The Celtic names of Salluvian rulers (Toutomotulos) and towns (Glanon) may suggest that Celtic speakers formed the ruling class of the confederation. As seen during the Roman conquest of the region, the local aristrocracy developed links with neighbouring Gallic tribes such as the Allobroges, although literary sources point towards a more complex reality, with significant Greek and Ligurian influences.

=== Religion ===
The religion of the Salyes centred on the cult of the tête coupée ('severed head'), with important shrines located as Roquepertuse and Entremont. The cult persisted at Entremont until the sack of the settlement by the Romans ca. 122 BC.

A Celtic-Ligurian sanctuary dedicated to the god Glan and the Matres was found at Glanon near a mineral spring.

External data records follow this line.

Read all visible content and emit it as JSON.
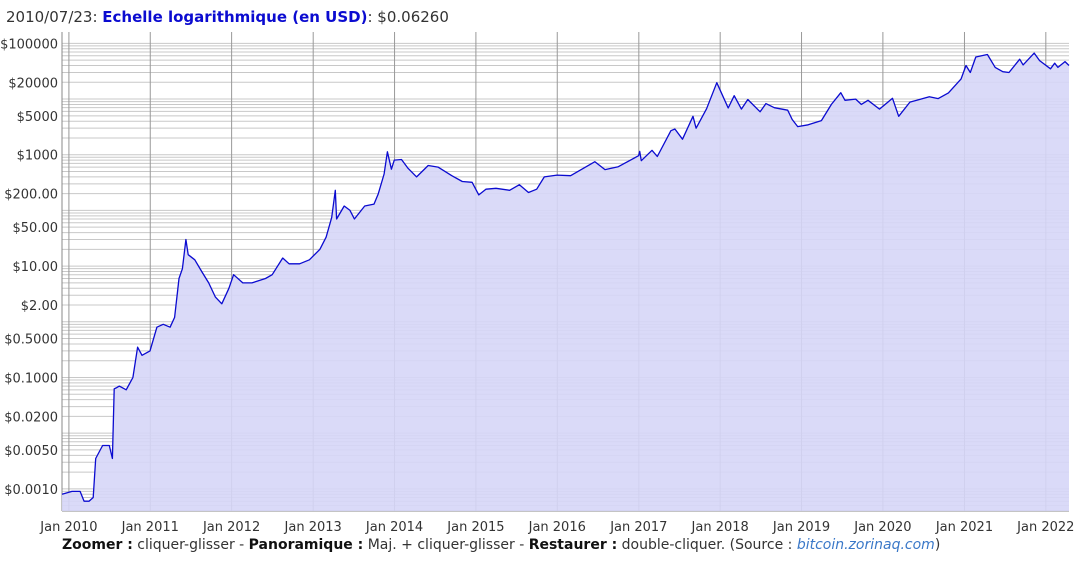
{
  "legend": {
    "date": "2010/07/23",
    "sep1": ": ",
    "series_label": "Echelle logarithmique (en USD)",
    "sep2": ": ",
    "value": "$0.06260"
  },
  "footer": {
    "zoom_bold": "Zoomer :",
    "zoom_text": " cliquer-glisser - ",
    "pan_bold": "Panoramique :",
    "pan_text": " Maj. + cliquer-glisser - ",
    "reset_bold": "Restaurer :",
    "reset_text": " double-cliquer. (Source : ",
    "source_link": "bitcoin.zorinaq.com",
    "close": ")"
  },
  "colors": {
    "line": "#0b0bd0",
    "fill": "#d6d6f7",
    "grid": "#c8c8c8",
    "major_grid": "#999999"
  },
  "chart_data": {
    "type": "area",
    "title": "",
    "xlabel": "",
    "ylabel": "",
    "y_scale": "log",
    "ylim": [
      0.0004,
      160000
    ],
    "xlim": [
      "2009-12-01",
      "2022-04-15"
    ],
    "grid": true,
    "y_ticks": [
      {
        "value": 100000,
        "label": "$100000"
      },
      {
        "value": 20000,
        "label": "$20000"
      },
      {
        "value": 5000,
        "label": "$5000"
      },
      {
        "value": 1000,
        "label": "$1000"
      },
      {
        "value": 200,
        "label": "$200.00"
      },
      {
        "value": 50,
        "label": "$50.00"
      },
      {
        "value": 10,
        "label": "$10.00"
      },
      {
        "value": 2,
        "label": "$2.00"
      },
      {
        "value": 0.5,
        "label": "$0.5000"
      },
      {
        "value": 0.1,
        "label": "$0.1000"
      },
      {
        "value": 0.02,
        "label": "$0.0200"
      },
      {
        "value": 0.005,
        "label": "$0.0050"
      },
      {
        "value": 0.001,
        "label": "$0.0010"
      }
    ],
    "x_ticks": [
      {
        "date": "2010-01-01",
        "label": "Jan 2010"
      },
      {
        "date": "2011-01-01",
        "label": "Jan 2011"
      },
      {
        "date": "2012-01-01",
        "label": "Jan 2012"
      },
      {
        "date": "2013-01-01",
        "label": "Jan 2013"
      },
      {
        "date": "2014-01-01",
        "label": "Jan 2014"
      },
      {
        "date": "2015-01-01",
        "label": "Jan 2015"
      },
      {
        "date": "2016-01-01",
        "label": "Jan 2016"
      },
      {
        "date": "2017-01-01",
        "label": "Jan 2017"
      },
      {
        "date": "2018-01-01",
        "label": "Jan 2018"
      },
      {
        "date": "2019-01-01",
        "label": "Jan 2019"
      },
      {
        "date": "2020-01-01",
        "label": "Jan 2020"
      },
      {
        "date": "2021-01-01",
        "label": "Jan 2021"
      },
      {
        "date": "2022-01-01",
        "label": "Jan 2022"
      }
    ],
    "series": [
      {
        "points": [
          [
            "2009-12-01",
            0.0008
          ],
          [
            "2010-01-15",
            0.0009
          ],
          [
            "2010-02-20",
            0.0009
          ],
          [
            "2010-03-10",
            0.0006
          ],
          [
            "2010-04-01",
            0.0006
          ],
          [
            "2010-04-20",
            0.0007
          ],
          [
            "2010-05-01",
            0.0035
          ],
          [
            "2010-06-01",
            0.006
          ],
          [
            "2010-07-01",
            0.006
          ],
          [
            "2010-07-15",
            0.0035
          ],
          [
            "2010-07-23",
            0.0626
          ],
          [
            "2010-08-01",
            0.065
          ],
          [
            "2010-08-15",
            0.07
          ],
          [
            "2010-09-15",
            0.06
          ],
          [
            "2010-10-15",
            0.1
          ],
          [
            "2010-11-05",
            0.35
          ],
          [
            "2010-11-25",
            0.25
          ],
          [
            "2010-12-31",
            0.3
          ],
          [
            "2011-01-31",
            0.8
          ],
          [
            "2011-02-28",
            0.9
          ],
          [
            "2011-03-31",
            0.8
          ],
          [
            "2011-04-20",
            1.2
          ],
          [
            "2011-05-10",
            6
          ],
          [
            "2011-05-25",
            9
          ],
          [
            "2011-06-10",
            30
          ],
          [
            "2011-06-20",
            16
          ],
          [
            "2011-07-20",
            13
          ],
          [
            "2011-08-20",
            8
          ],
          [
            "2011-09-20",
            5
          ],
          [
            "2011-10-20",
            2.8
          ],
          [
            "2011-11-18",
            2.1
          ],
          [
            "2011-12-20",
            4
          ],
          [
            "2012-01-10",
            7
          ],
          [
            "2012-02-20",
            5
          ],
          [
            "2012-04-01",
            5
          ],
          [
            "2012-06-01",
            6
          ],
          [
            "2012-07-01",
            7
          ],
          [
            "2012-08-17",
            14
          ],
          [
            "2012-09-15",
            11
          ],
          [
            "2012-11-01",
            11
          ],
          [
            "2012-12-15",
            13
          ],
          [
            "2013-01-31",
            20
          ],
          [
            "2013-02-28",
            33
          ],
          [
            "2013-03-25",
            75
          ],
          [
            "2013-04-10",
            230
          ],
          [
            "2013-04-16",
            70
          ],
          [
            "2013-05-20",
            120
          ],
          [
            "2013-06-15",
            100
          ],
          [
            "2013-07-05",
            70
          ],
          [
            "2013-08-20",
            120
          ],
          [
            "2013-10-01",
            130
          ],
          [
            "2013-10-20",
            200
          ],
          [
            "2013-11-15",
            450
          ],
          [
            "2013-11-30",
            1130
          ],
          [
            "2013-12-18",
            550
          ],
          [
            "2013-12-31",
            800
          ],
          [
            "2014-02-01",
            820
          ],
          [
            "2014-03-01",
            580
          ],
          [
            "2014-04-10",
            400
          ],
          [
            "2014-06-01",
            640
          ],
          [
            "2014-07-15",
            600
          ],
          [
            "2014-09-15",
            420
          ],
          [
            "2014-11-01",
            330
          ],
          [
            "2014-12-15",
            320
          ],
          [
            "2015-01-14",
            190
          ],
          [
            "2015-02-15",
            240
          ],
          [
            "2015-04-01",
            250
          ],
          [
            "2015-06-01",
            230
          ],
          [
            "2015-07-15",
            290
          ],
          [
            "2015-08-25",
            210
          ],
          [
            "2015-10-01",
            240
          ],
          [
            "2015-11-04",
            400
          ],
          [
            "2015-12-31",
            430
          ],
          [
            "2016-03-01",
            420
          ],
          [
            "2016-06-18",
            750
          ],
          [
            "2016-08-02",
            540
          ],
          [
            "2016-10-01",
            610
          ],
          [
            "2016-12-31",
            960
          ],
          [
            "2017-01-05",
            1150
          ],
          [
            "2017-01-12",
            780
          ],
          [
            "2017-03-01",
            1200
          ],
          [
            "2017-03-25",
            930
          ],
          [
            "2017-05-25",
            2700
          ],
          [
            "2017-06-12",
            2900
          ],
          [
            "2017-07-16",
            1900
          ],
          [
            "2017-09-01",
            4900
          ],
          [
            "2017-09-15",
            3000
          ],
          [
            "2017-11-01",
            6700
          ],
          [
            "2017-12-17",
            19700
          ],
          [
            "2018-02-06",
            6900
          ],
          [
            "2018-03-05",
            11500
          ],
          [
            "2018-04-06",
            6600
          ],
          [
            "2018-05-05",
            9800
          ],
          [
            "2018-06-29",
            5900
          ],
          [
            "2018-07-25",
            8300
          ],
          [
            "2018-09-01",
            7000
          ],
          [
            "2018-10-31",
            6300
          ],
          [
            "2018-11-20",
            4300
          ],
          [
            "2018-12-15",
            3200
          ],
          [
            "2019-01-31",
            3450
          ],
          [
            "2019-03-31",
            4100
          ],
          [
            "2019-05-15",
            8000
          ],
          [
            "2019-06-26",
            13000
          ],
          [
            "2019-07-15",
            9500
          ],
          [
            "2019-09-01",
            10000
          ],
          [
            "2019-09-26",
            8000
          ],
          [
            "2019-10-26",
            9500
          ],
          [
            "2019-12-17",
            6600
          ],
          [
            "2020-02-13",
            10300
          ],
          [
            "2020-03-12",
            4900
          ],
          [
            "2020-05-01",
            8800
          ],
          [
            "2020-06-01",
            9500
          ],
          [
            "2020-07-27",
            11000
          ],
          [
            "2020-09-05",
            10200
          ],
          [
            "2020-10-21",
            12900
          ],
          [
            "2020-12-17",
            23000
          ],
          [
            "2021-01-08",
            40000
          ],
          [
            "2021-01-27",
            30000
          ],
          [
            "2021-02-21",
            57000
          ],
          [
            "2021-04-14",
            63000
          ],
          [
            "2021-05-19",
            37000
          ],
          [
            "2021-06-22",
            31000
          ],
          [
            "2021-07-20",
            30000
          ],
          [
            "2021-09-06",
            52000
          ],
          [
            "2021-09-21",
            41000
          ],
          [
            "2021-11-10",
            67000
          ],
          [
            "2021-12-04",
            49000
          ],
          [
            "2022-01-22",
            35000
          ],
          [
            "2022-02-10",
            44000
          ],
          [
            "2022-02-24",
            37000
          ],
          [
            "2022-03-28",
            47000
          ],
          [
            "2022-04-15",
            40000
          ]
        ]
      }
    ]
  }
}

== Political organisation ==
As originally proposed by historian Guy Barruol in 1969, the Salyes were probably at the head of what he has called the "Salluvian confederation", a political entity dominated by the Salyes that likely emerged in the 2nd century BC. It may have included at its height the Anatilii, Libicii, Nearchi, Avatici, Dexivates, Segobrigii, Comani, Tricores, Tritolli, Camactulici, Suelteri, Oxybii, Ligauni, Deciates, and the Reii.

The ties uniting those various tribes were probably loose, and local oppida must have retained considerable autonomy, as evidenced by the short lapse of time during which the confederacy collapsed when the Romans destroyed the Salluvian chief town and subjugated their leaders in 122–121 BC.